His influence on all Vidhan Sabha seats in the Pauri Garhwal emerged
as a work of fiction. Ritu Bhushan Khanduri, in a shift from Yamkeshwar to Kotdwar, despite the Harak Singh Rawat-related factors in Kotdwar, and several local factors, won.
BJP's opponents were too engrossed by defections and emotions of the past defections.
4. 'Harda' will win clinch Kumaon for Congress
Harish Rawat is popularly known as 'Harda' in Uttarakhand. The former
chief minister will have to give answers to the party high command in Delhi after its defeat in Uttarakhand. He was upset with the high command in Delhi last year. He wanted to lead the party's campaign in the hill state. All this gave rise to a bubble -- that Rawat looked in a strong position and was bigger than the newbie Dhami (also from Kumaon).
Rawat is known for his popularity in Kumaon. He was expected to turn it around for Congress in the wake of the farmer's protests and the Gairsain issue that had led to the leadership crisis in the BJP. Rawat eventually lost in Lalkuan (Dhami lost Khatima). Congress did not exceed the BJP in Kumaon. BJP has won 18/29. Congress has won 11. Congress failed to make use of all the odds against the BJP in Kumaon.
5. Trivendra Singh Rawat's Past and Present Will Eclipse Doiwala Contest
Trivendra Singh Rawat (was MLA from Doiwala) stepped away several times between 2021 and 2022 from Uttarakhand and BJP's fight towards 2022. This includes his resignation as CM. This includes taking a step away from contesting in 2022 (many said that feedback from ground was not favouring him).

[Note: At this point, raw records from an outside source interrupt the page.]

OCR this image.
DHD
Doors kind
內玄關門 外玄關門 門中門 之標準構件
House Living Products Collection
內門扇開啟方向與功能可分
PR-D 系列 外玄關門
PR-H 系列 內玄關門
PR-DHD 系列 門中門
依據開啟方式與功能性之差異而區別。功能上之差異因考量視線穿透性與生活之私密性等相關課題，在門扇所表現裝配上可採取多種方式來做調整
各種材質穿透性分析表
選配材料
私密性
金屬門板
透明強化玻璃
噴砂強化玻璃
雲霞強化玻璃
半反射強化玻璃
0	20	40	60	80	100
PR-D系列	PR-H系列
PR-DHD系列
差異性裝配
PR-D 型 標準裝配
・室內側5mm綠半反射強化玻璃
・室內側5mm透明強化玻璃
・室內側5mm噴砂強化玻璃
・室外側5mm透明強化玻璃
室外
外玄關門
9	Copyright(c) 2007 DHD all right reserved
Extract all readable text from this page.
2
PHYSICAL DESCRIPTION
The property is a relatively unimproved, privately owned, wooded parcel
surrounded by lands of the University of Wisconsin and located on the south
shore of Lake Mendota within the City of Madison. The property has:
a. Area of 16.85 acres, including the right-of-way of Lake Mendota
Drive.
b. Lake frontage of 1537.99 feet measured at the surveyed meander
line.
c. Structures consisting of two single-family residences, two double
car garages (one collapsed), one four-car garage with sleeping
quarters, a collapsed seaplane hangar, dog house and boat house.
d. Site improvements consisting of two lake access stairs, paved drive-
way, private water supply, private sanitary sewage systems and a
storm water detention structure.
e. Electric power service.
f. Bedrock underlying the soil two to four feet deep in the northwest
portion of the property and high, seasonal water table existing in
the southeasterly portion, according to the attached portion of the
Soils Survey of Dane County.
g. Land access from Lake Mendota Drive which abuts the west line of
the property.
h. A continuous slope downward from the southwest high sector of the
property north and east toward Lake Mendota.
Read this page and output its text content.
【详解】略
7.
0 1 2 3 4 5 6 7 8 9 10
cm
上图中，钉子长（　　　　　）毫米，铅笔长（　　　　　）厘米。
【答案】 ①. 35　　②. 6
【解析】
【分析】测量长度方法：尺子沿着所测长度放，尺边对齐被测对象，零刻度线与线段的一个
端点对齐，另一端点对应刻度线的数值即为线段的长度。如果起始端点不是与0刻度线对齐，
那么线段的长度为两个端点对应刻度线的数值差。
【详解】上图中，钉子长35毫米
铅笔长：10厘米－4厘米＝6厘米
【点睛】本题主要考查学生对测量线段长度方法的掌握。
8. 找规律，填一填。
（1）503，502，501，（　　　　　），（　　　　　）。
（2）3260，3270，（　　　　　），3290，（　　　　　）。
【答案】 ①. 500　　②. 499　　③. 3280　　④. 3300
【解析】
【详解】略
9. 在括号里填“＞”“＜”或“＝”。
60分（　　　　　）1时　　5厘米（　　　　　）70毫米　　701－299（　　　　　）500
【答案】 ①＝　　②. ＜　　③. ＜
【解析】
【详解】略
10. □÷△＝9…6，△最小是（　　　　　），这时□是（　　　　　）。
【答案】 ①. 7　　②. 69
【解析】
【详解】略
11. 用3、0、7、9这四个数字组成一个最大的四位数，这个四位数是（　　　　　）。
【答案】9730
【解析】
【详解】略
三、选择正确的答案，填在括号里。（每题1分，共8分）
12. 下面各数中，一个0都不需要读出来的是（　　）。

When his close associate Brij Bhushan Gairola was given a ticket, many said that it would prove to be detrimental to Gairola and the BJP. Many doubted if the BJP will retain the seat in the presence of a resurgent Congress, and a prominent independent candidate who had exited from the BJP.
Gairola won with a margin of 29,021 votes. Did Rawat's influence work against him? Gairola stands at 57.22 per cent vote share. Rawat supported him wholeheartedly. This certainly doesn't say anything about Rawat or his term as chief minister. Or, does it?